Marge d’Wylde

Marge d'WyldeFrom the Story Bank:

I grew up in a household where everything was fair game for discussion at the dinner table. Religion, art, politics and football were all hotly debated topics on a regular basis (along with whether we had to eat our carrots or not.) As a result, I believed then, and still do today, that we are all free to have our own opinion and that discussing it in a public forum is not only the right thing to do, it is the “might of the innocent” thing to do.

As a young adult, I was fortunate enough to travel to other parts of the world and took that opportunity to have a broader discussion about things like democracy, the United States status in the world (good or bad depending on which President was in power) and what we offered as a generation. These topics were on our minds in a large, looming way at the time.

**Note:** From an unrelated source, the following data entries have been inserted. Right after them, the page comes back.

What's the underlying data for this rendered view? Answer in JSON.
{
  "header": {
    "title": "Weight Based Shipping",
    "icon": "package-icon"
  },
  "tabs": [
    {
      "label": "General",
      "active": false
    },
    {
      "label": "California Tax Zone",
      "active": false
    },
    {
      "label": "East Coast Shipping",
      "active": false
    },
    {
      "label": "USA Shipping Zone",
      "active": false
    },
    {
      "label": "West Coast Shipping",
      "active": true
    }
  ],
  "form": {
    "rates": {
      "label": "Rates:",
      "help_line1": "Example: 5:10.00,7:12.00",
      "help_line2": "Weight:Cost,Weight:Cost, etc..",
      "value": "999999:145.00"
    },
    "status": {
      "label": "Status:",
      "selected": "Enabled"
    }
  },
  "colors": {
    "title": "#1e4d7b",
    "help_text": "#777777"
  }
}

I eventually settled in San Francisco and stumbled onto the League of Women Voters. I was delighted to learn that the League was doing the very same thing with a broad demographic of people on board. Women and men of different nationalities, religions, political beliefs and geographic boundaries have come together because they believe in the discourse of democracy as well as protecting its outcomes through a fair system that allows us all to vote.

The League has helped me continue to participate in a non-partisan political discourse. This is particularly important now as issues increasingly cross the ideological boundaries of party membership in our current globalized, post 9/11 era. The United States and the World are much too complex to be tied down to a one-party view. League members are willing to discuss and remark on the issues, leaving their personal political affiliations at the door. This is an enlightened point of view for a 100-year-old plus organization.

Does membership in the League and the discussions that happen there make a difference? You bet it does! That is why I became involved and stay involved.